NOAA's Space Weather Prediction Centre recorded Kp=7 overnight on 3 to 4 April, briefly reaching G3 Strong: the highest geomagnetic disturbance during a crewed deep-space transit since the Apollo programme 1. The storm escalated from the G2 conditions reported in Update 2 . A coronal mass ejection launched on 1 April, the same day as Artemis II, arrived as forecast. Conditions are now waning toward Kp=5.
Four astronauts coasted through this event beyond Earth's magnetosphere. Six HERA sensors and personal dosimeters aboard Orion are collecting readings. NASA's Space Radiation Analysis Group (SRAG) is in direct contact with NOAA forecasters 2. Flight controllers confirmed no operational impact. A preplanned radiation shelter protocol was available but not activated.

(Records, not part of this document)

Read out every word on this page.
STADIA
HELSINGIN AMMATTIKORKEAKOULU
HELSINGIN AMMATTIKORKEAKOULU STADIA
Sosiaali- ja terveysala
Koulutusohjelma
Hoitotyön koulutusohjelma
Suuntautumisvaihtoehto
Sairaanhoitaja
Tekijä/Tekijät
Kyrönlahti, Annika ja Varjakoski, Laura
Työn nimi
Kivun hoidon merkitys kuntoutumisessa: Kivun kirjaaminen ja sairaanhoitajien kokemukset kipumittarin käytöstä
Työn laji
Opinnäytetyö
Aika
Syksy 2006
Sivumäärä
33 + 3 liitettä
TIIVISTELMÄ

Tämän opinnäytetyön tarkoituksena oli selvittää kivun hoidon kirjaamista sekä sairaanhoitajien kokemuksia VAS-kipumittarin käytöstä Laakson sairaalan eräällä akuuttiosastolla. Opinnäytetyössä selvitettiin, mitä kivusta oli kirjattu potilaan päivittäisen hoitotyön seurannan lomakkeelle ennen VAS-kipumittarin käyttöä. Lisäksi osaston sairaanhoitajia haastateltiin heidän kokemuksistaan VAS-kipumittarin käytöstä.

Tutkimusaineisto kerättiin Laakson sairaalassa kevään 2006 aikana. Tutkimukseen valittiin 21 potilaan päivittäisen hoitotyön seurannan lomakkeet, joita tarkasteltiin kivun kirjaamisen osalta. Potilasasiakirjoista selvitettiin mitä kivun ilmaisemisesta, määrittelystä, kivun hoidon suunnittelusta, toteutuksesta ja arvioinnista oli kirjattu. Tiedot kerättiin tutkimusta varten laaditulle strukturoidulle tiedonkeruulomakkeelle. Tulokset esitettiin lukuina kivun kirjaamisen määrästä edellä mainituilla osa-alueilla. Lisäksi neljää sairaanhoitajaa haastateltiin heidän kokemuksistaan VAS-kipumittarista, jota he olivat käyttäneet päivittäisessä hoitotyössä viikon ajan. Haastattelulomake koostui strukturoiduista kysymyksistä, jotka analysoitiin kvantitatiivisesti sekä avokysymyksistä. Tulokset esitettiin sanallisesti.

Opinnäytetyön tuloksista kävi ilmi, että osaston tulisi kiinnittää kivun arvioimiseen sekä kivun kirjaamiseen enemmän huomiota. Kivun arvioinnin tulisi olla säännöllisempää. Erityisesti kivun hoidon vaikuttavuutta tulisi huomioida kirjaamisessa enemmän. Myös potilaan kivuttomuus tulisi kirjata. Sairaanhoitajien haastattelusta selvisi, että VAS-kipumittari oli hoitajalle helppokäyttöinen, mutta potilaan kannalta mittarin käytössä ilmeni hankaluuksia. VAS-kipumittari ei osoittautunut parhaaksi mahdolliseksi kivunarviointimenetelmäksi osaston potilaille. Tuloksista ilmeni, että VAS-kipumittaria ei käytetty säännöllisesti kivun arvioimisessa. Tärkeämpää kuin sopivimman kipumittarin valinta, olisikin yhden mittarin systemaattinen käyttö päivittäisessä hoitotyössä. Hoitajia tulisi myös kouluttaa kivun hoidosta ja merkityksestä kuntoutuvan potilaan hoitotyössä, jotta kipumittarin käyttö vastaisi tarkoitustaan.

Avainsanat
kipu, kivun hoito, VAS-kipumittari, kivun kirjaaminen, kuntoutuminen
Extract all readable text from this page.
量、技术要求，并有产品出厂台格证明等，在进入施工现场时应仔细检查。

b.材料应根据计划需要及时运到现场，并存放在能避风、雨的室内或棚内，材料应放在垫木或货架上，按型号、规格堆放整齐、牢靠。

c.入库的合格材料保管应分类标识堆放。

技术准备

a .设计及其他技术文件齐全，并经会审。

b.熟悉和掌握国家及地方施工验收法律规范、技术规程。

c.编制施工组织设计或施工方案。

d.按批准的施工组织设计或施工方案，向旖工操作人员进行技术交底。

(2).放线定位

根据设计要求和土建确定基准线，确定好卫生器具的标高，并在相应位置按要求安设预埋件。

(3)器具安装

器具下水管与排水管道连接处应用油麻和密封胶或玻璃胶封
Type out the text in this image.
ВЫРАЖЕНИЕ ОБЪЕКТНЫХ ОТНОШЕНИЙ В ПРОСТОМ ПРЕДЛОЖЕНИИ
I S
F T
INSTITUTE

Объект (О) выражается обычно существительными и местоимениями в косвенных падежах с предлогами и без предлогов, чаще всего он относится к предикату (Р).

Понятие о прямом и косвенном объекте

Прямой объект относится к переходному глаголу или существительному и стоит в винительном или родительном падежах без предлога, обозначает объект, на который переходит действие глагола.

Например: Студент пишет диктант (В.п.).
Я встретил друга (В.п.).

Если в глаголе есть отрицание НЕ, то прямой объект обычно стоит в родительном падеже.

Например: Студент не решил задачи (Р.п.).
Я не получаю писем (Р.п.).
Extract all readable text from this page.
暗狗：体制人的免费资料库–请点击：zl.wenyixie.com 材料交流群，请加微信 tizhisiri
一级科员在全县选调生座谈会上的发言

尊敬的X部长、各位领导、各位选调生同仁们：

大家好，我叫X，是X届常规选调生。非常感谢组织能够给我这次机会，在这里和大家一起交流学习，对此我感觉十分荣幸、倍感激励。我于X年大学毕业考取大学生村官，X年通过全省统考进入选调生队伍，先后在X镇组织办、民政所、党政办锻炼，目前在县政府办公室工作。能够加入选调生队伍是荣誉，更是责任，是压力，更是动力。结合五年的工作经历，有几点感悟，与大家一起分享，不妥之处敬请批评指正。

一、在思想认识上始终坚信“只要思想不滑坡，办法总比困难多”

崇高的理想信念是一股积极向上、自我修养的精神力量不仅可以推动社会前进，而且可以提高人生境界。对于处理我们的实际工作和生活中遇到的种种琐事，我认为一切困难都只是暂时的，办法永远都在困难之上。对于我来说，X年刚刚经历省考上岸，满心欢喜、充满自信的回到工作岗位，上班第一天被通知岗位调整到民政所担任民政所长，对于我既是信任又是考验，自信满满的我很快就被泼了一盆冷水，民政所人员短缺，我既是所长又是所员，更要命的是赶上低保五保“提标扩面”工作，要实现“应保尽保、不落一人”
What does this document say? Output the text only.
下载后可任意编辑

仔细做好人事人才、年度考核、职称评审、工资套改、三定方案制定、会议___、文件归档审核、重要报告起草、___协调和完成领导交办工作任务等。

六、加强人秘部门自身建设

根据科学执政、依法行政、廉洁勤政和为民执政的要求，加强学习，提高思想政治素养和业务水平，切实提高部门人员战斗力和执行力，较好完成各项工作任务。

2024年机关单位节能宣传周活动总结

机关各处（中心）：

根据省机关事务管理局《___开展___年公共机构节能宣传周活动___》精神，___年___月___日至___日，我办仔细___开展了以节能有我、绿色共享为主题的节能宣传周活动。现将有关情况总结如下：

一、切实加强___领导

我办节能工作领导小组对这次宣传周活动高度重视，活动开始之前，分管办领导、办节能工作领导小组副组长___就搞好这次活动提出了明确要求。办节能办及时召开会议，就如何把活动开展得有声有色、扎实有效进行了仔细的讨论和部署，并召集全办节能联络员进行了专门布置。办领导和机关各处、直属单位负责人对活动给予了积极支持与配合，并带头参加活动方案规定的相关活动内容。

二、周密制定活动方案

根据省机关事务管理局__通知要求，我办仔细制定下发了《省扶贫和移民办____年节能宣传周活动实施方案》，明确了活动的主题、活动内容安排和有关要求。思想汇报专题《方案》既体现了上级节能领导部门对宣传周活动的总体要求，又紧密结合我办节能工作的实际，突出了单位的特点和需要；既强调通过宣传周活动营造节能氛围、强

The number that matters most remains unpublished. Zero crew radiation dose data has been released through the entire G3 event. Only the top 5% of solar particle events produce nausea-level exposure, and the G3 storm does not appear to approach that threshold. The crew is fine. The spacecraft is fine. But the margin of safety rests on institutional trust, not verifiable data.
The two University of Michigan forecasting models deployed for live operational testing are receiving precisely the validation environment their research team sought. No performance assessment has been published.